Where you incorporate can also throw a wrench in your fundraising effort. The vast majority of U.S. investors are familiar with Delaware C corps and uninterested in spending time getting up to speed on so-called governing laws in states where they are not already actively investing. While it is possible to modify where your business is domiciled down the road, it can be expensive, not to mention complicated.
How founders distribute equity among themselves is also material to investors. “If founder shares are granted on day one and partners part ways early, you may find yourself dealing with a partner that is not only checked out but in a position to impact the decisions that matter in your business,” says Katkar. Founders who have the ability to walk away with significant equity before crucial milestones are reached limit the company’s ability to offer incentives to recruit new talent.

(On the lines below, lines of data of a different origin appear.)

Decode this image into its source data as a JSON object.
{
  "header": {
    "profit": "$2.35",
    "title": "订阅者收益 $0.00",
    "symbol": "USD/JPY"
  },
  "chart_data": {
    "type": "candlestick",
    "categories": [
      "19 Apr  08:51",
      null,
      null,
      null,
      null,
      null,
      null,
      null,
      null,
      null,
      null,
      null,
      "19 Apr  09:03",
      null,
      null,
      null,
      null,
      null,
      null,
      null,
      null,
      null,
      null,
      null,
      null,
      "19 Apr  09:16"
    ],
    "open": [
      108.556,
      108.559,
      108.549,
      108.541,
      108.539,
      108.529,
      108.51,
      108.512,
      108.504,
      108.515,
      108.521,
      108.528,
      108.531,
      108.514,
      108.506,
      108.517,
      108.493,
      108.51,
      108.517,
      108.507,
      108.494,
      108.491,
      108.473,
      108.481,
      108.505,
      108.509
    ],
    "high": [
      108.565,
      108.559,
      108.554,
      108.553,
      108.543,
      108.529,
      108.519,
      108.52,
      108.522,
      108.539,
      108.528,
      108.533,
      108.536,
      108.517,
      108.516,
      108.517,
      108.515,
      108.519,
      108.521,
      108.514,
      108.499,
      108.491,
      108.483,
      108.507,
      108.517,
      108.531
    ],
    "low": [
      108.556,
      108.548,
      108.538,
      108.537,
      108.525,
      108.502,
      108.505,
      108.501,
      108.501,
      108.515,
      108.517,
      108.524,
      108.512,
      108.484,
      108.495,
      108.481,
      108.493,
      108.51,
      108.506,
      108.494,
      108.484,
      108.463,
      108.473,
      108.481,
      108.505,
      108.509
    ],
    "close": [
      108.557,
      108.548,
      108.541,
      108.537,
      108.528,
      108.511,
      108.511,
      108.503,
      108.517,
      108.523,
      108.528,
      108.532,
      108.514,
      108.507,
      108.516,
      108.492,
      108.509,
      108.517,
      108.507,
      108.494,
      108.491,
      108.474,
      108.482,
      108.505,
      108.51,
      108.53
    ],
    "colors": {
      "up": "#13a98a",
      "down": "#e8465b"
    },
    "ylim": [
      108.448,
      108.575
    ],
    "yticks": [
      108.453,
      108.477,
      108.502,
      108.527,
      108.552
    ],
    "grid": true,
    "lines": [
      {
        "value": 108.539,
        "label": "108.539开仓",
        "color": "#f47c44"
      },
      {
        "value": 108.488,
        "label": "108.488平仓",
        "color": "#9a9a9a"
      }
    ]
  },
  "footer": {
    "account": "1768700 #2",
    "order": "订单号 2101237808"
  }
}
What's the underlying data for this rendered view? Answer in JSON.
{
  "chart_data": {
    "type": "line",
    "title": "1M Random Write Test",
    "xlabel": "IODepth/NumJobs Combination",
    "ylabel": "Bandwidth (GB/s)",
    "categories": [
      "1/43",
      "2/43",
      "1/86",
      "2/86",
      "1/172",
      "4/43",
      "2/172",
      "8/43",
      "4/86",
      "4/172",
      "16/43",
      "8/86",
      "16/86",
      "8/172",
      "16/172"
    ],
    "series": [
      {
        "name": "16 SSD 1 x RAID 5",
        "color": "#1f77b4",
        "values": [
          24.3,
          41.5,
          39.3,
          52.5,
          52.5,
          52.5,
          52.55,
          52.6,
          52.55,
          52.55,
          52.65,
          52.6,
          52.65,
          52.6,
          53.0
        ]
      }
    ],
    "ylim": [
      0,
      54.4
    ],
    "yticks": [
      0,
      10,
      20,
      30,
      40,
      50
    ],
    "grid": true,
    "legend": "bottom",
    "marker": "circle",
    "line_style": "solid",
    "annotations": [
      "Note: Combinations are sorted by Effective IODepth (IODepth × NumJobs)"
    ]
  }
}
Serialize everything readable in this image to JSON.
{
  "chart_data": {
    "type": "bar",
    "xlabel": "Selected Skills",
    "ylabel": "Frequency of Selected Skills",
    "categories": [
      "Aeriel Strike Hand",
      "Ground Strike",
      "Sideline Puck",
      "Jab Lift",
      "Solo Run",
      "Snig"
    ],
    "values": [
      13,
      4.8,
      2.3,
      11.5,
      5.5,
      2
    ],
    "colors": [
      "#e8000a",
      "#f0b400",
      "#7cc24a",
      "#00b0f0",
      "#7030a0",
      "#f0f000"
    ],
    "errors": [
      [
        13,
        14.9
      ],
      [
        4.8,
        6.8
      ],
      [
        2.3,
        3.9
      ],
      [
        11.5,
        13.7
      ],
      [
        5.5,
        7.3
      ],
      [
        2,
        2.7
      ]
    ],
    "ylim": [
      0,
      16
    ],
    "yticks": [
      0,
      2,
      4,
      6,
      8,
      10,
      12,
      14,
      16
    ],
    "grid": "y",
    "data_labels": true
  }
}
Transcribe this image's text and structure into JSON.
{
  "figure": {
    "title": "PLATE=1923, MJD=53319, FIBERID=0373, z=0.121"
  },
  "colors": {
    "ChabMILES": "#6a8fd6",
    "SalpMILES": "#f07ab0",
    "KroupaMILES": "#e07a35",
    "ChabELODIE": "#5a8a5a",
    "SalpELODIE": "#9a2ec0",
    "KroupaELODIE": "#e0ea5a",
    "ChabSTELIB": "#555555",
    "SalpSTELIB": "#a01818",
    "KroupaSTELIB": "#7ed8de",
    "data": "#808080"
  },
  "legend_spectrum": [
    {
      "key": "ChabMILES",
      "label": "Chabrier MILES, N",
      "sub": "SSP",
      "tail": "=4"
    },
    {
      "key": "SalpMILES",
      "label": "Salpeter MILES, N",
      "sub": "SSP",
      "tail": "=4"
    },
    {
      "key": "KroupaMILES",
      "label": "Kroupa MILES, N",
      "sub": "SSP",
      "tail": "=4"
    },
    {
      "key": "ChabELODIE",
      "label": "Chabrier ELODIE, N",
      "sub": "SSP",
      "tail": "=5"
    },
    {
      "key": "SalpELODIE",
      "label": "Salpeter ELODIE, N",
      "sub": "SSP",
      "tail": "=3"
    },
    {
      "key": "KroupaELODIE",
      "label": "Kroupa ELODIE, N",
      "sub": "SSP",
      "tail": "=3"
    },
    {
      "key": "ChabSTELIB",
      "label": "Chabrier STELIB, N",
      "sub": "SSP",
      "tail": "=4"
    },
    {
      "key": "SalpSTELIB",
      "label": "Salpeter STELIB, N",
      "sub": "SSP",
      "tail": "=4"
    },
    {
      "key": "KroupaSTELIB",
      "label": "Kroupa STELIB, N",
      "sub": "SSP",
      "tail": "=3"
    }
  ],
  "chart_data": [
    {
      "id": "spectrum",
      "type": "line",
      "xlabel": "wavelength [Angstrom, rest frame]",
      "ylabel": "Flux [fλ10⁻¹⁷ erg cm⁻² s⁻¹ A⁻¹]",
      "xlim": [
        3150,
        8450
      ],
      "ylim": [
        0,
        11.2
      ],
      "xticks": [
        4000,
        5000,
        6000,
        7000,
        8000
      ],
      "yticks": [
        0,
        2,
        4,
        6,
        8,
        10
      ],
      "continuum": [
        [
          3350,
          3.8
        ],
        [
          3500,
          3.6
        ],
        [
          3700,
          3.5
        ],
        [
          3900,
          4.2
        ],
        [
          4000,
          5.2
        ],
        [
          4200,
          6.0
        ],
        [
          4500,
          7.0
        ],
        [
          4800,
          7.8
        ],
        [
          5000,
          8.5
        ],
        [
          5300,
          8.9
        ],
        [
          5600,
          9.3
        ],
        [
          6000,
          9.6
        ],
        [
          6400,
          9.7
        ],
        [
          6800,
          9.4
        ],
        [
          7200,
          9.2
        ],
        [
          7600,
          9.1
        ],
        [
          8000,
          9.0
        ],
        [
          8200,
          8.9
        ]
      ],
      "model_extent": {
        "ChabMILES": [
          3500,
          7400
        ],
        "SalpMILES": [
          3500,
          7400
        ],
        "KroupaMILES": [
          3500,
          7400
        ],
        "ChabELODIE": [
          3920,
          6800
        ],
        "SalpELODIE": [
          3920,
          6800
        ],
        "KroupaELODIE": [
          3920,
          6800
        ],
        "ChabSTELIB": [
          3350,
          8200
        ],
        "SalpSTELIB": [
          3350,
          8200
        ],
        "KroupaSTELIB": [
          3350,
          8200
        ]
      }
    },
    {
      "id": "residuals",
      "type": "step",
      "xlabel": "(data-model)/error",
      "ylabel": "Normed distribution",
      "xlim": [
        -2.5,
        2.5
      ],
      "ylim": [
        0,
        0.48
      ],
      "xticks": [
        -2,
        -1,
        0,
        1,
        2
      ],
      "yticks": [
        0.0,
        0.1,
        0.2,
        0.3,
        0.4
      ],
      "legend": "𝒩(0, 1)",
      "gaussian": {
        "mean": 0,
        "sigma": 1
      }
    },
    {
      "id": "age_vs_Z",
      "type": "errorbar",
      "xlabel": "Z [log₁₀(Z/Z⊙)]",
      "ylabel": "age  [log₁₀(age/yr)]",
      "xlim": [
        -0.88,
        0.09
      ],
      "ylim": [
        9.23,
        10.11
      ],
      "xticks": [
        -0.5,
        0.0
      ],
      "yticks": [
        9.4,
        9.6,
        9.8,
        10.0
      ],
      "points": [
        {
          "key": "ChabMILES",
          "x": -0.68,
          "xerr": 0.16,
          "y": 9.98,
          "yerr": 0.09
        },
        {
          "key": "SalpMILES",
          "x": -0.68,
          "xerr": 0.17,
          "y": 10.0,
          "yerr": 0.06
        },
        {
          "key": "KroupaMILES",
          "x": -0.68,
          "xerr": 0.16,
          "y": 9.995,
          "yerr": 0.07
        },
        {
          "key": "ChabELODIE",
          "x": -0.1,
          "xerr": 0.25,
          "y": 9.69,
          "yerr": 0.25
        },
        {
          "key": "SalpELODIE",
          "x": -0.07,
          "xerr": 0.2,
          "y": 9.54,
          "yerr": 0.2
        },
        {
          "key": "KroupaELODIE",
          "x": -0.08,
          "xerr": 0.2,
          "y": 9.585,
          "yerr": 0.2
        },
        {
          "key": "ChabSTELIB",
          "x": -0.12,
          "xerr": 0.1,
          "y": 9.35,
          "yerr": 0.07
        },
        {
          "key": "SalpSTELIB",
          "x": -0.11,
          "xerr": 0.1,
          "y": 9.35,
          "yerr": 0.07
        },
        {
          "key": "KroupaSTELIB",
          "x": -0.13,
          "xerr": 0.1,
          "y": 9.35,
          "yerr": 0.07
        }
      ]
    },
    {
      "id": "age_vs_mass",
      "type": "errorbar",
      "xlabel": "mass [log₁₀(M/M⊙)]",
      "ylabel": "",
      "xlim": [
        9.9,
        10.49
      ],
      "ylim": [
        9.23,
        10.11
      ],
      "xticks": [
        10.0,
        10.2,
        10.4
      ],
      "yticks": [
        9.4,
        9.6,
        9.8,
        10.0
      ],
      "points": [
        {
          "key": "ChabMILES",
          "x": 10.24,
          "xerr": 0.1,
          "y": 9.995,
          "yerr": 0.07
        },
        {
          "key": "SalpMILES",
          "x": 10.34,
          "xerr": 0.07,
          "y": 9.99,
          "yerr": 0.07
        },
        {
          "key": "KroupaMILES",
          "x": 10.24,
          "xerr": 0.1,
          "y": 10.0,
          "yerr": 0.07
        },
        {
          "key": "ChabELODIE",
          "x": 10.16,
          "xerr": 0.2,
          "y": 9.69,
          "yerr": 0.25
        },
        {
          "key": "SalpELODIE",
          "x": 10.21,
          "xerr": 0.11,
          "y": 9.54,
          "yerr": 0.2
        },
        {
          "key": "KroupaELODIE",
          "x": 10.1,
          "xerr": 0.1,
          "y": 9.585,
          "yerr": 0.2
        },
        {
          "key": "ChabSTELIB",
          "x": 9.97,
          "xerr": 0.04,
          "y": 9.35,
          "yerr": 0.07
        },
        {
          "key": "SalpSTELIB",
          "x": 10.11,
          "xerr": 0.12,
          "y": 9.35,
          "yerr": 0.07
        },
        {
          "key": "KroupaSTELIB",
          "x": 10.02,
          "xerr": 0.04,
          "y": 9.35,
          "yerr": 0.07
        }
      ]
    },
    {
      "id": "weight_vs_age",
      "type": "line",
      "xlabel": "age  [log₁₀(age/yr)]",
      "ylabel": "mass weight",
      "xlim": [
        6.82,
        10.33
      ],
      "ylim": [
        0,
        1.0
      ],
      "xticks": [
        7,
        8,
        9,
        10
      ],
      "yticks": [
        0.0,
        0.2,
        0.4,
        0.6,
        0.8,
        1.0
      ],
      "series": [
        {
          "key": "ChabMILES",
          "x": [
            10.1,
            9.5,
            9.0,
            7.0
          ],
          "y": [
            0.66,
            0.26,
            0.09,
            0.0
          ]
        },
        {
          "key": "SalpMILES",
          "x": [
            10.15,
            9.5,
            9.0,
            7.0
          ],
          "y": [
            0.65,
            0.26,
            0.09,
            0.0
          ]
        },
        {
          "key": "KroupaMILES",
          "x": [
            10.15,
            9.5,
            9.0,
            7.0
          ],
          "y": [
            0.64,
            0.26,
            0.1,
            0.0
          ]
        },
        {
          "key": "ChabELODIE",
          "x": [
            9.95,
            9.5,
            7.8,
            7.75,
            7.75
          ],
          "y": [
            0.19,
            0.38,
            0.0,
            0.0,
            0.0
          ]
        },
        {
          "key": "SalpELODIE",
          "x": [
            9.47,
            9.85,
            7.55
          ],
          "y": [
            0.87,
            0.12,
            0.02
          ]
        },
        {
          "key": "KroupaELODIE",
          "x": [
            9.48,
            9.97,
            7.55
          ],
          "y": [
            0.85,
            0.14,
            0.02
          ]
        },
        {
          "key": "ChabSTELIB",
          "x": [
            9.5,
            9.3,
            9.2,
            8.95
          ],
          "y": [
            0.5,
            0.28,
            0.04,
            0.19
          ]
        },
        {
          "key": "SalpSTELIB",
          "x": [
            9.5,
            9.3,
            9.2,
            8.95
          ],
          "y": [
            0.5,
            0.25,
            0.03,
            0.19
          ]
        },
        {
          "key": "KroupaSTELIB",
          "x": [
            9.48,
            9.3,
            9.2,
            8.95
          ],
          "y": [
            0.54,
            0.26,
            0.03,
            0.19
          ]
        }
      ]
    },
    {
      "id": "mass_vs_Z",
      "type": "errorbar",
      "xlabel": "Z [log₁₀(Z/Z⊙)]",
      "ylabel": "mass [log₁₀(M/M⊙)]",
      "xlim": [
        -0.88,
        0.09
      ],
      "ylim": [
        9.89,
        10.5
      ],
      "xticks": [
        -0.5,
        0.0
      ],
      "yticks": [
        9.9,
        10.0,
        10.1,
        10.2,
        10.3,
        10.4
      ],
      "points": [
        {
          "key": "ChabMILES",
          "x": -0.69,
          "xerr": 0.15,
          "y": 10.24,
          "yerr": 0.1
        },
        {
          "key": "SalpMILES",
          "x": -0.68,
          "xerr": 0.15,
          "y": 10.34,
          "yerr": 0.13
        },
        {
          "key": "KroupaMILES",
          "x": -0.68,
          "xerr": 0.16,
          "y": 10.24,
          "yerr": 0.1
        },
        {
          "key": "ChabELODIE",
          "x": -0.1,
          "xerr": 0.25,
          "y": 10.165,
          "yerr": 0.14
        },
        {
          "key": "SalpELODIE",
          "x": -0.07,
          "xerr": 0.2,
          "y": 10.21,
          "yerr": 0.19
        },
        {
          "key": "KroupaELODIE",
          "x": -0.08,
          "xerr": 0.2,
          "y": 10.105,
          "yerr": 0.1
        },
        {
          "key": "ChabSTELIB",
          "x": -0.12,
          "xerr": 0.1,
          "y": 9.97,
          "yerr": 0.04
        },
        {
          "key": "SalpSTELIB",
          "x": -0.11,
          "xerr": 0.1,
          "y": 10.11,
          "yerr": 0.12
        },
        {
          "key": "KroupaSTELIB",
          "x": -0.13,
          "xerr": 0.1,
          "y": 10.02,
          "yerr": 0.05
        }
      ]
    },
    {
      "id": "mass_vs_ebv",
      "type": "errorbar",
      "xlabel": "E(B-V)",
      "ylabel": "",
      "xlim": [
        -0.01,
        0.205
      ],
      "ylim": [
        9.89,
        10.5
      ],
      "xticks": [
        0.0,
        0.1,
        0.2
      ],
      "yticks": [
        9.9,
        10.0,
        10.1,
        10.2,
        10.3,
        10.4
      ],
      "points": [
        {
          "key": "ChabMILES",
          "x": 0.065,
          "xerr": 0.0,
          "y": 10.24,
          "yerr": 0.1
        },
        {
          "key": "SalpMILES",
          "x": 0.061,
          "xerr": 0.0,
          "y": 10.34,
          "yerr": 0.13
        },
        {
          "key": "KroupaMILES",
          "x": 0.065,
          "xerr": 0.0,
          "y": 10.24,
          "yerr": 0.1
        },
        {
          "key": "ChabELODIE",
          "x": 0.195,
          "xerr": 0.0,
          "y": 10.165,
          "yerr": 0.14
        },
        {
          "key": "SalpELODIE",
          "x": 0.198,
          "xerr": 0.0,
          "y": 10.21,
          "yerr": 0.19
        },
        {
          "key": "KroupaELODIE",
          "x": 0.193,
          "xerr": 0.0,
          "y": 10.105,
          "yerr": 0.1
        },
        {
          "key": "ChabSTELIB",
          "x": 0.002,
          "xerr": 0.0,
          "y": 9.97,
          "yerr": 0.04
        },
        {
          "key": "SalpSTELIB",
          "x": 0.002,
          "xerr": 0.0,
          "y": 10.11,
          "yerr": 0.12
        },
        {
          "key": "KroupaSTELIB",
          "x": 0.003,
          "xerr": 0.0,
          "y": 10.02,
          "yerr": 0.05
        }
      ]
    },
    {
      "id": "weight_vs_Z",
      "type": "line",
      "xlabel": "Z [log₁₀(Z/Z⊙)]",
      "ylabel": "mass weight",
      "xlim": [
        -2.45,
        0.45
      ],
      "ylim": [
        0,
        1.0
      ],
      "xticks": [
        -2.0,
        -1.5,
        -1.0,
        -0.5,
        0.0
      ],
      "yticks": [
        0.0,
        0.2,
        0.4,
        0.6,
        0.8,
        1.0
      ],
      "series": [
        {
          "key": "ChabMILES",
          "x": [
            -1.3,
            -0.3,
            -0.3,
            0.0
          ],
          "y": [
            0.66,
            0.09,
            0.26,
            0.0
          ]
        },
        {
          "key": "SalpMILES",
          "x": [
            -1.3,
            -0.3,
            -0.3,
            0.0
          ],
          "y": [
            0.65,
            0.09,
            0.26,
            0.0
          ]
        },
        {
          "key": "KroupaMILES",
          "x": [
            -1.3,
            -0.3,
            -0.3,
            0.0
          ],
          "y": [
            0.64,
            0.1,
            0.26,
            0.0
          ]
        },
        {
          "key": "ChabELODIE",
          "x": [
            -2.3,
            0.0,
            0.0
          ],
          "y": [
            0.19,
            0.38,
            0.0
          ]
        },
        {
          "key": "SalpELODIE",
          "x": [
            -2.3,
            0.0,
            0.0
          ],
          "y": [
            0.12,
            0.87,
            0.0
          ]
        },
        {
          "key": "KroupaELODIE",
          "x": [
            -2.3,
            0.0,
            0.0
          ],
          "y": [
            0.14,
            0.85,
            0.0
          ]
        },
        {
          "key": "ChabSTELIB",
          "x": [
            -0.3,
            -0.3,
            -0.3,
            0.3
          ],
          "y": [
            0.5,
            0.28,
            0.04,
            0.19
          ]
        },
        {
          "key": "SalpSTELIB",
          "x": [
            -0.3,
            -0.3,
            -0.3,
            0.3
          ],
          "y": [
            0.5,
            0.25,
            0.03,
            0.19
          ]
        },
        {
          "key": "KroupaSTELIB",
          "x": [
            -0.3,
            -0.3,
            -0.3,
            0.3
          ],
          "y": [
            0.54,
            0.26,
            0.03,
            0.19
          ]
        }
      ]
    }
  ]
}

Nail down who owns what when. To protect everyone involved from costly buyouts and contentious interactions in the aftermath of a startup separation, establish a founders’ vesting schedule that governs the length of time a founder must work in the business to realize an ownership stake. A three- to five-year vesting period for founders’ shares is fairly standard; many schedules also include a so-called cliff period that keeps equity from starting to vest until six months after operations commence.
How frequently shares vest is another important detail to hammer out. Annual vesting cycles can create bizarre incentives for founders to stay in the business longer than they want to (or should) be there. Instead, opt for a monthly vesting schedule that compensates founders more frequently for their time spent and encourages them to leave when it is best for them and the business.